Tuesday, 7 June 2011

Chaos or not?

First off, I am so glad Nemo initiated this group blog. I’ve only been in India for three and a half days and yet I feel like I could write a novel’s worth of commentary. Nevertheless, I will abstain from ranting and discuss strictly one topic; the absurdness of India’s road systems. So far I have rode in a van, private bus, government bus, and multiple rickshaws. I’ve been almost hit by a bus in a rickshaw, inches away from being mowed down by a scooter while on foot, and rode in a bus that side-swiped a car. I want to share with you my first impressions and how my attitude about the road situation has changed in just these last few days.

Well, my initial impression was formed on our 3 hour ride from the airport in Chennai to the CMC in Vellore. It was around 4am in the morning and I was utterly appalled by the seemingly chaotic way everyone traveled. The road was filled with buses, vans, scooters, people on bikes, animal-drawn carts, rickshaws, and people walking and crossing the street like a sick version of frogger. Inside Chennai it sounded like an orchestra of horns. Seriously, our van driver beeped the horn every two to three seconds. The van was traveling at least 70 miles per hour and passing everyone. Then out of the blue the van slows to a stop and some cows cross the road in front of us. If this isn’t crazy enough, I forgot to preface that in the city all these drivers are lined up sometimes 3-4 rows deep in a one lane road. The bus passes the others by going into the lane of traffic coming the other way. From an aerial view it must look like a cluster of epic proportion.

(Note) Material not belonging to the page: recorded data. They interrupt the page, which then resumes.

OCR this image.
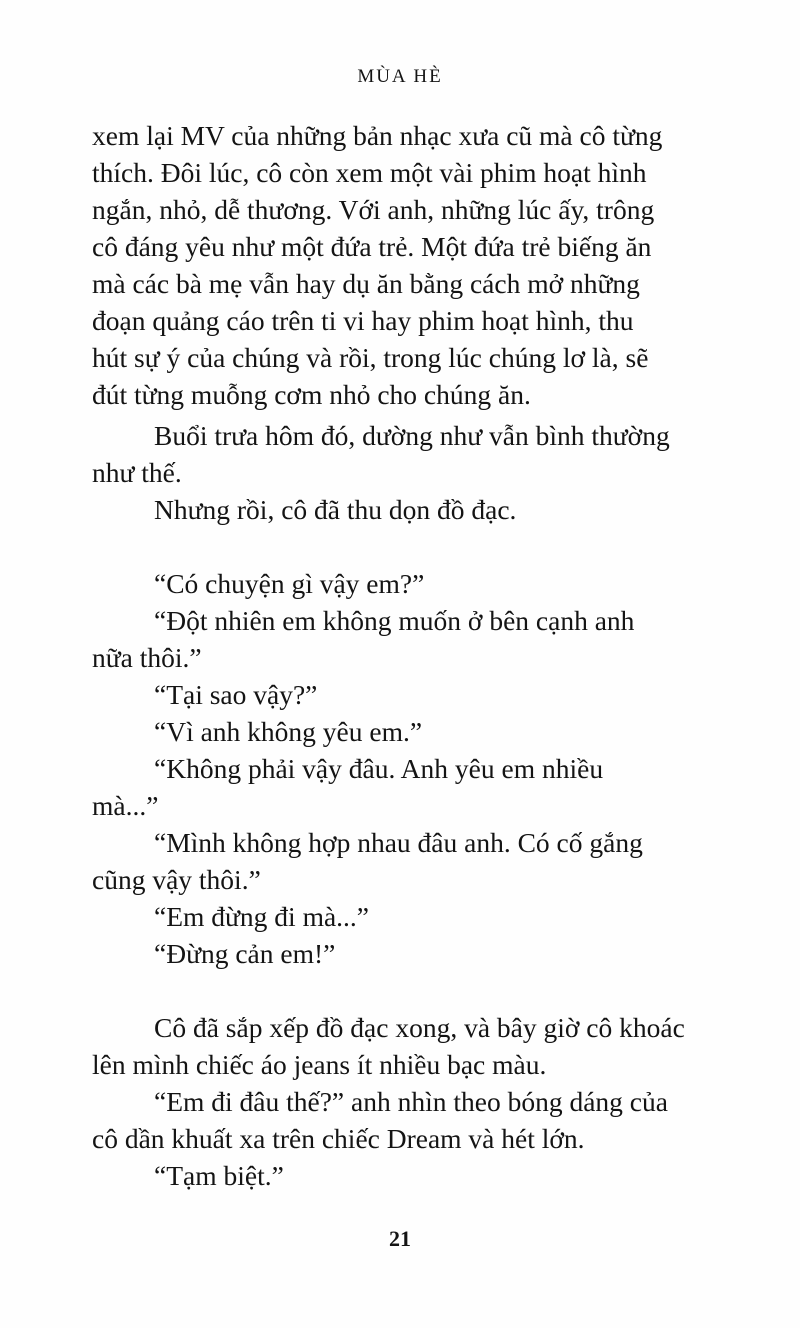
MÙA HÈ
xem lại MV của những bản nhạc xưa cũ mà cô từng
thích. Đôi lúc, cô còn xem một vài phim hoạt hình
ngắn, nhỏ, dễ thương. Với anh, những lúc ấy, trông
cô đáng yêu như một đứa trẻ. Một đứa trẻ biếng ăn
mà các bà mẹ vẫn hay dụ ăn bằng cách mở những
đoạn quảng cáo trên ti vi hay phim hoạt hình, thu
hút sự ý của chúng và rồi, trong lúc chúng lơ là, sẽ
đút từng muỗng cơm nhỏ cho chúng ăn.
Buổi trưa hôm đó, dường như vẫn bình thường
như thế.
Nhưng rồi, cô đã thu dọn đồ đạc.
“Có chuyện gì vậy em?”
“Đột nhiên em không muốn ở bên cạnh anh
nữa thôi.”
“Tại sao vậy?”
“Vì anh không yêu em.”
“Không phải vậy đâu. Anh yêu em nhiều
mà...”
“Mình không hợp nhau đâu anh. Có cố gắng
cũng vậy thôi.”
“Em đừng đi mà...”
“Đừng cản em!”
Cô đã sắp xếp đồ đạc xong, và bây giờ cô khoác
lên mình chiếc áo jeans ít nhiều bạc màu.
“Em đi đâu thế?” anh nhìn theo bóng dáng của
cô dần khuất xa trên chiếc Dream và hét lớn.
“Tạm biệt.”
21
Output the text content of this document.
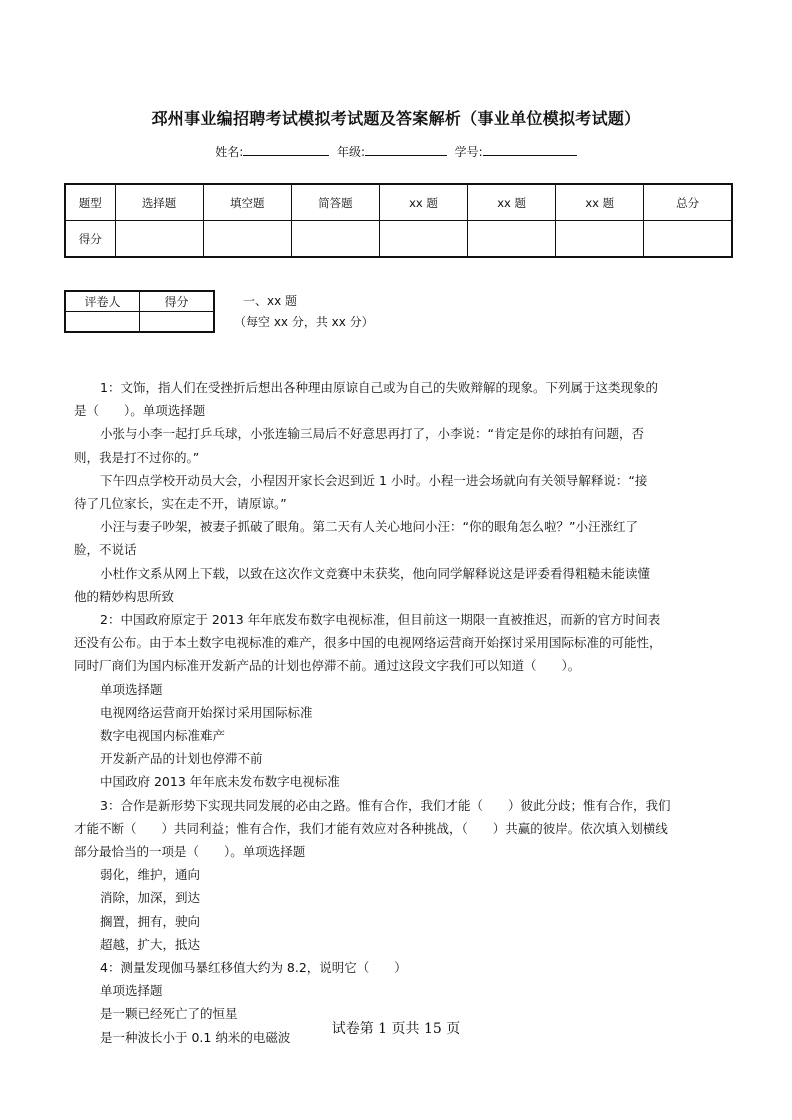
邳州事业编招聘考试模拟考试题及答案解析（事业单位模拟考试题）
姓名:	年级:	学号:
题型	选择题	填空题	简答题	xx 题	xx 题	xx 题	总分
得分							
评卷人	得分
		一、xx 题
（每空 xx 分，共 xx 分）

1：文饰，指人们在受挫折后想出各种理由原谅自己或为自己的失败辩解的现象。下列属于这类现象的

是（　　）。单项选择题

小张与小李一起打乒乓球，小张连输三局后不好意思再打了，小李说：“肯定是你的球拍有问题，否

则，我是打不过你的。”

下午四点学校开动员大会，小程因开家长会迟到近 1 小时。小程一进会场就向有关领导解释说：“接

待了几位家长，实在走不开，请原谅。”

小汪与妻子吵架，被妻子抓破了眼角。第二天有人关心地问小汪：“你的眼角怎么啦？”小汪涨红了

脸，不说话

小杜作文系从网上下载，以致在这次作文竞赛中未获奖，他向同学解释说这是评委看得粗糙未能读懂

他的精妙构思所致

2：中国政府原定于 2013 年年底发布数字电视标准，但目前这一期限一直被推迟，而新的官方时间表

还没有公布。由于本土数字电视标准的难产，很多中国的电视网络运营商开始探讨采用国际标准的可能性，

同时厂商们为国内标准开发新产品的计划也停滞不前。通过这段文字我们可以知道（　　）。

单项选择题

电视网络运营商开始探讨采用国际标准

数字电视国内标准难产

开发新产品的计划也停滞不前

中国政府 2013 年年底未发布数字电视标准

3：合作是新形势下实现共同发展的必由之路。惟有合作，我们才能（　　）彼此分歧；惟有合作，我们

才能不断（　　）共同利益；惟有合作，我们才能有效应对各种挑战，（　　）共赢的彼岸。依次填入划横线

部分最恰当的一项是（　　）。单项选择题

弱化，维护，通向

消除，加深，到达

搁置，拥有，驶向

超越，扩大，抵达

4：测量发现伽马暴红移值大约为 8.2，说明它（　　）

单项选择题

是一颗已经死亡了的恒星

是一种波长小于 0.1 纳米的电磁波

试卷第 1 页共 15 页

With all that said, after three and a half days I see a pattern in the traffic that makes me believe there are actually some rules of the road. I am going to give my best hypothesis on what I think these rules are but I could be completely wrong and fabricating this whole thing. I say that because every time I am on the road my adrenaline is pumping thinking back to lecture when the professor announced that statistically I am more likely to die from a car accident than anything else in India (that is true for tourists, not natives; yesterday I learned that diabetes takes the cake on that one). Ok, so here it is. Everyone drives on the left side of the road. Slower travelers stay farthest to the left, with the exception of people on foot or bikes (not motorized bikes, just your run of the mill pedal bike). The pedestrians walk on both sides of the road but almost exclusively on the soft shoulders. The animal-drawn carts are always on the road hugging the farthest to the left. Motor bikes and rickshaws travel on the farthest left too unless they approach an animal-drawn cart in which they pass them on the right. Some rickshaws act like US taxi drivers and attempt to pass cars too but this isn’t always the case. Buses and cars tend to travel farthest to the right so they can travel faster and pass everyone else. Whenever a bus or vehicle is about to pass someone they beep their horn, almost analogous to a directional signal. When you are in the downtown area busses and cars often have to pass in the opposite side of the road in which all the other bikers and rickshaws coming the other way move over. When downtown the buses also beep before approaching a crosswalk to warn the people not to cross. When people do cross they usually cross in increments during the busy times. Initially I was terrified that the cars would not stop and just mow people over, but that doesn’t really seem to be the case. From what I have seen the vehicle gives a warning beep to the pedestrian to make them hurry up but if they are too slow the vehicle does actually slow down. When I was on the bus that side-swiped a car the bus actually pulled over and talked to the driver. Not quite what I pictured happening. Well, I say talked but it was more like a heated argument with arms flailing in the air. Nevertheless, there is some humanity present amid this crazy system.

Ok. That’s it for today and sorry for making it dramatically long.